Wind fans flames towards LA suburbs

WITH wind-driven flames threatening the densely populated San Fernando Valley in Los Angeles, firefighters dug in yesterday for another brutal day of battling one of the most destructive and deadly wildfire seasons in Californian state history.

At least 1,134 homes had been destroyed and 15 people killed by five separate blazes scattered around Southern California.

Two more people were killed as the fire spread into Mexico.

The flames dotted a 100-mile line that extended from the Mexican border north to the suburbs of Los Angeles.

A handful of other fires that hadn't hit any homes also consumed tens of thousands of acres of brush and forest lands, bringing the total burned to more than 500,000 acres or about 800 square miles.

"It's a worst-case scenario. You couldn't have written anything worse than this. You can dream up horror movies, and they wouldn't be this bad," said Gene Zimmerman, supervisor of the San Bernardino National Forest, the area in which two of the most destructive fires began last week.

A blaze in San Bernardino County called the 'Old Fire', which began near the forest on Saturday, has destroyed at least 450 homes and been blamed for the deaths of two people. It was 10% contained yesterday.

A number of the fires were believed to have been started by arsonists.

Authorities released a composite sketch on Monday night of a man suspected of starting the Old Fire.

Investigators were seeking two men in their early or mid-20s who were seen throwing flaming objects from a van along Highway 18.

A lost hunter's signal flare ignited the so-called 'Cedar Fire' near the mountain town of Julian on Saturday. The state's largest blaze at 150,000 acres, the Cedar Fire killed 11 people, authorities said. The hunter may face charges.

One of the biggest fire fights last night was unfolding in the Santa Susana Mountains that separate Los Angeles' San Fernando Valley, where 1.3 million people live, from Simi Valley in neighbouring Ventura County.

Maurice Greene, the US sprinter who won a gold medal at the 2000 Olympics, had to evacuate his 9,000-square-foot home near Simi Valley on Monday.

"We have to put it in God's hands. That's all we can do," he said as he left.

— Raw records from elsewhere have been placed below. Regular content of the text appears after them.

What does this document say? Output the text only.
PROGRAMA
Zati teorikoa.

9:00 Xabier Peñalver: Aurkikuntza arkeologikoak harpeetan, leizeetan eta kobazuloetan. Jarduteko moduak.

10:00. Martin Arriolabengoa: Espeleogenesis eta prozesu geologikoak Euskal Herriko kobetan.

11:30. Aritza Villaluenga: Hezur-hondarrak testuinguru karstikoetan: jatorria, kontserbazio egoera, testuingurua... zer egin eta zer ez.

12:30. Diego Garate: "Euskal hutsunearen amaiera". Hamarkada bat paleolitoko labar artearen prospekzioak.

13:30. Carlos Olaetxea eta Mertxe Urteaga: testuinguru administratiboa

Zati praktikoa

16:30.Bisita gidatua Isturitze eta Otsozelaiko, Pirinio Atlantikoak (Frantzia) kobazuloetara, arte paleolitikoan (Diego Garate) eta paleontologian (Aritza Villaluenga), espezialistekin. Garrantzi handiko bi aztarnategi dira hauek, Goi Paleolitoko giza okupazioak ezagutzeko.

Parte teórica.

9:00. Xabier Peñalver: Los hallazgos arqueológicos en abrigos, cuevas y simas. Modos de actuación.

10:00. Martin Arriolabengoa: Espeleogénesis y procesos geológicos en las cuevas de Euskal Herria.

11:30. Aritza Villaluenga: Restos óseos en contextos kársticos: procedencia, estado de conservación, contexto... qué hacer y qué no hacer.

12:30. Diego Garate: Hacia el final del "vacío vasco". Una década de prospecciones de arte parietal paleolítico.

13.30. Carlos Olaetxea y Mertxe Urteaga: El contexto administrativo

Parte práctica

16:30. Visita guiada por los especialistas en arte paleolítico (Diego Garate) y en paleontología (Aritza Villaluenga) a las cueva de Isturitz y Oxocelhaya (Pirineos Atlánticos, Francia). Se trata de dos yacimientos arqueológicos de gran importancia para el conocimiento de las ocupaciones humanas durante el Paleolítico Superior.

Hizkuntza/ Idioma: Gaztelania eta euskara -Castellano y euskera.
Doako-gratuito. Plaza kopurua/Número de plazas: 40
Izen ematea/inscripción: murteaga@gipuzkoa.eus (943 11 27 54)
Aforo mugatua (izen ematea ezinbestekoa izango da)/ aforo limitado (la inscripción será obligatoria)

That fire, which has destroyed 13 homes since it began Saturday, was burning dangerously close to a gated community of million-dollar mansions in Los Angeles' Chatsworth section. It was only 5% contained.

Conditions were equally grim in San Diego County, where ash from three large fires fell on the beaches like snow and drivers had to turn on their headlights during the day.

More than 10,000 firefighters were battling the flames, which by yesterday had already cost the state more than $24 million.

"This will be the most expensive fire in California history, both in loss of property and the cost of fighting it," said a spokesman.

The death toll -15 people killed is the highest since the devastating Oakland Hills fire that killed 25 people and destroyed more than 3,000 homes in October 1991.

On Monday, US President George W Bush declared the region a major disaster area, opening the door to grants, loans and other aid to residents and businesses in Los Angeles, San Bernardino, San Diego and Ventura counties.